When things become that easy, anything that seems even remotely more challenging becomes less interesting. Which also means there is less predictability, less nuance, and I think less surprise. I find that depressing.
I get that not everybody likes surprises. That in a world filled with time-saving apps, hacks, and technologies, we are somehow busier than we’ve ever been and less likely to try something sight unseen. But I think that is a wasted opportunity.
My fiancee and I recently realized that we are slowly becoming the older end of the crowd in some of the things we enjoy doing. We went to two concerts recently where we looked around the room and wondered if people thought we looked as old as they looked young. In both cases, we stayed and had great times. But I know it’s going to happen more and more.
We are going to get invited to something, or buy tickets for an event, get there and realize we are not the target demographic.
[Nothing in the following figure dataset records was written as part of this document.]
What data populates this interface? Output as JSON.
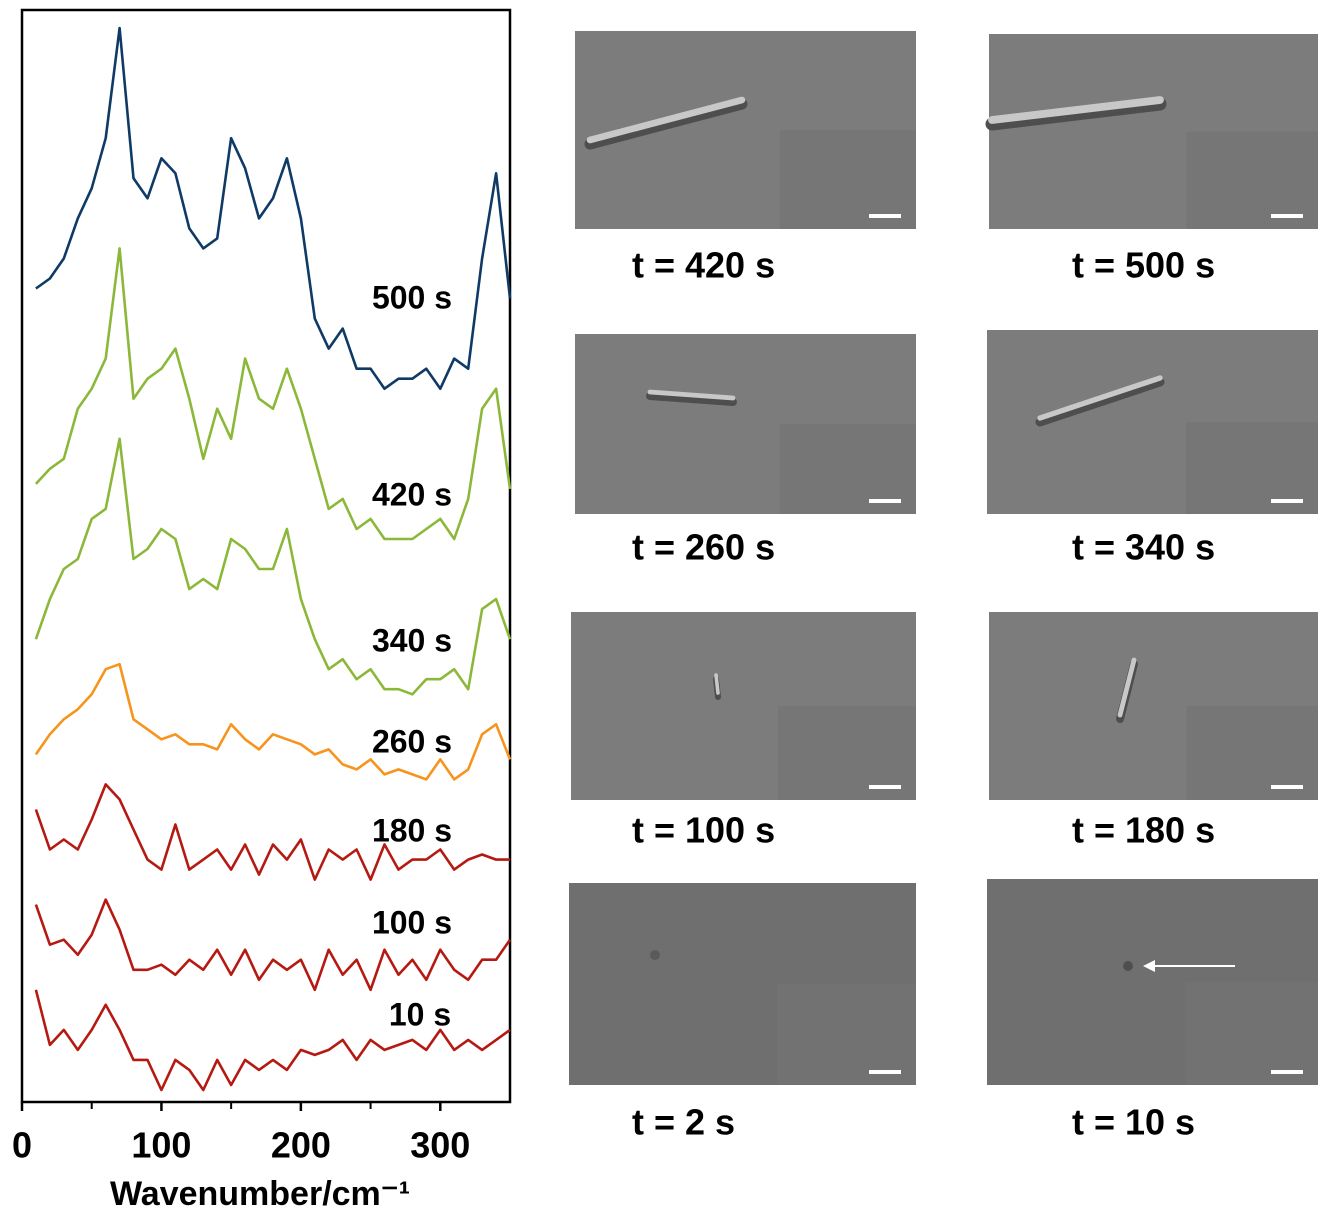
{
  "chart_data": {
    "type": "line",
    "x_label": "Wavenumber/cm⁻¹",
    "x": [
      10,
      20,
      30,
      40,
      50,
      60,
      70,
      80,
      90,
      100,
      110,
      120,
      130,
      140,
      150,
      160,
      170,
      180,
      190,
      200,
      210,
      220,
      230,
      240,
      250,
      260,
      270,
      280,
      290,
      300,
      310,
      320,
      330,
      340,
      350
    ],
    "xlim": [
      0,
      350
    ],
    "xticks": [
      0,
      100,
      200,
      300
    ],
    "ylim": [
      0,
      109
    ],
    "series": [
      {
        "name": "500 s",
        "color": "#0f3a66",
        "values": [
          81.2,
          82.2,
          84.2,
          88.2,
          91.2,
          96.2,
          107.2,
          92.2,
          90.2,
          94.2,
          92.7,
          87.2,
          85.2,
          86.2,
          96.2,
          93.2,
          88.2,
          90.2,
          94.2,
          88.2,
          78.2,
          75.2,
          77.2,
          73.2,
          73.2,
          71.2,
          72.2,
          72.2,
          73.2,
          71.2,
          74.2,
          73.2,
          84.2,
          92.7,
          80.2
        ]
      },
      {
        "name": "420 s",
        "color": "#8cb83a",
        "values": [
          61.7,
          63.2,
          64.2,
          69.2,
          71.2,
          74.2,
          85.2,
          70.2,
          72.2,
          73.2,
          75.2,
          70.2,
          64.2,
          69.2,
          66.2,
          74.2,
          70.2,
          69.2,
          73.2,
          69.2,
          64.2,
          59.2,
          60.2,
          57.2,
          58.2,
          56.2,
          56.2,
          56.2,
          57.2,
          58.2,
          56.2,
          60.2,
          69.2,
          71.2,
          61.2
        ]
      },
      {
        "name": "340 s",
        "color": "#8cb83a",
        "values": [
          46.2,
          50.2,
          53.2,
          54.2,
          58.2,
          59.2,
          66.2,
          54.2,
          55.2,
          57.2,
          56.2,
          51.2,
          52.2,
          51.2,
          56.2,
          55.2,
          53.2,
          53.2,
          57.2,
          50.2,
          46.2,
          43.2,
          44.2,
          42.2,
          43.2,
          41.2,
          41.2,
          40.7,
          42.2,
          42.2,
          43.2,
          41.2,
          49.2,
          50.2,
          46.2
        ]
      },
      {
        "name": "260 s",
        "color": "#f7941d",
        "values": [
          34.7,
          36.7,
          38.2,
          39.2,
          40.7,
          43.2,
          43.7,
          38.2,
          37.2,
          36.2,
          36.7,
          35.7,
          35.7,
          35.2,
          37.7,
          36.2,
          35.2,
          36.7,
          36.2,
          35.7,
          34.7,
          35.2,
          33.7,
          33.2,
          34.2,
          32.7,
          33.2,
          32.7,
          32.2,
          34.2,
          32.2,
          33.2,
          36.7,
          37.7,
          34.2
        ]
      },
      {
        "name": "180 s",
        "color": "#b51a12",
        "values": [
          29.2,
          25.2,
          26.2,
          25.2,
          28.2,
          31.7,
          30.2,
          27.2,
          24.2,
          23.2,
          27.7,
          23.2,
          24.2,
          25.2,
          23.2,
          25.7,
          22.7,
          25.7,
          24.2,
          26.2,
          22.2,
          25.2,
          24.2,
          25.2,
          22.2,
          25.7,
          23.2,
          24.2,
          24.2,
          25.2,
          23.2,
          24.2,
          24.7,
          24.2,
          24.2
        ]
      },
      {
        "name": "100 s",
        "color": "#b51a12",
        "values": [
          19.7,
          15.7,
          16.2,
          14.7,
          16.7,
          20.2,
          17.2,
          13.2,
          13.2,
          13.7,
          12.7,
          14.2,
          13.2,
          15.2,
          12.7,
          15.2,
          12.2,
          14.2,
          13.2,
          14.2,
          11.2,
          15.2,
          12.7,
          14.2,
          11.2,
          15.2,
          12.7,
          14.2,
          12.2,
          15.2,
          13.2,
          12.2,
          14.2,
          14.2,
          16.2
        ]
      },
      {
        "name": "10 s",
        "color": "#b51a12",
        "values": [
          11.2,
          5.7,
          7.2,
          5.2,
          7.2,
          9.7,
          7.2,
          4.2,
          4.2,
          1.2,
          4.2,
          3.2,
          1.2,
          4.2,
          1.7,
          4.2,
          3.2,
          4.2,
          3.2,
          5.2,
          4.7,
          5.2,
          6.2,
          4.2,
          6.2,
          5.2,
          5.7,
          6.2,
          5.2,
          7.2,
          5.2,
          6.2,
          5.2,
          6.2,
          7.2
        ]
      }
    ]
  },
  "panels": [
    {
      "label": "t = 420 s"
    },
    {
      "label": "t = 500 s"
    },
    {
      "label": "t = 260 s"
    },
    {
      "label": "t = 340 s"
    },
    {
      "label": "t = 100 s"
    },
    {
      "label": "t = 180 s"
    },
    {
      "label": "t = 2 s"
    },
    {
      "label": "t = 10 s"
    }
  ]
}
And as long as we can enjoy ourselves, that is fine. I don’t care as much about fitting in as long as I am having a good time.
But here is the great thing about the context of getting older. We will never be able to fully predict the kind of experience we will have, nor do I think we should try. While our tastes may narrow, and our experiences become similar, I still hope we end up at some strange or uncomfortable events. Because I’d rather have an unpredictable weird experience than a predictably OK one.
We will always have the capacity to know when it’s time to leave. To take a look at the crystal that harnesses no negative energy and realize yea… it’s time to go.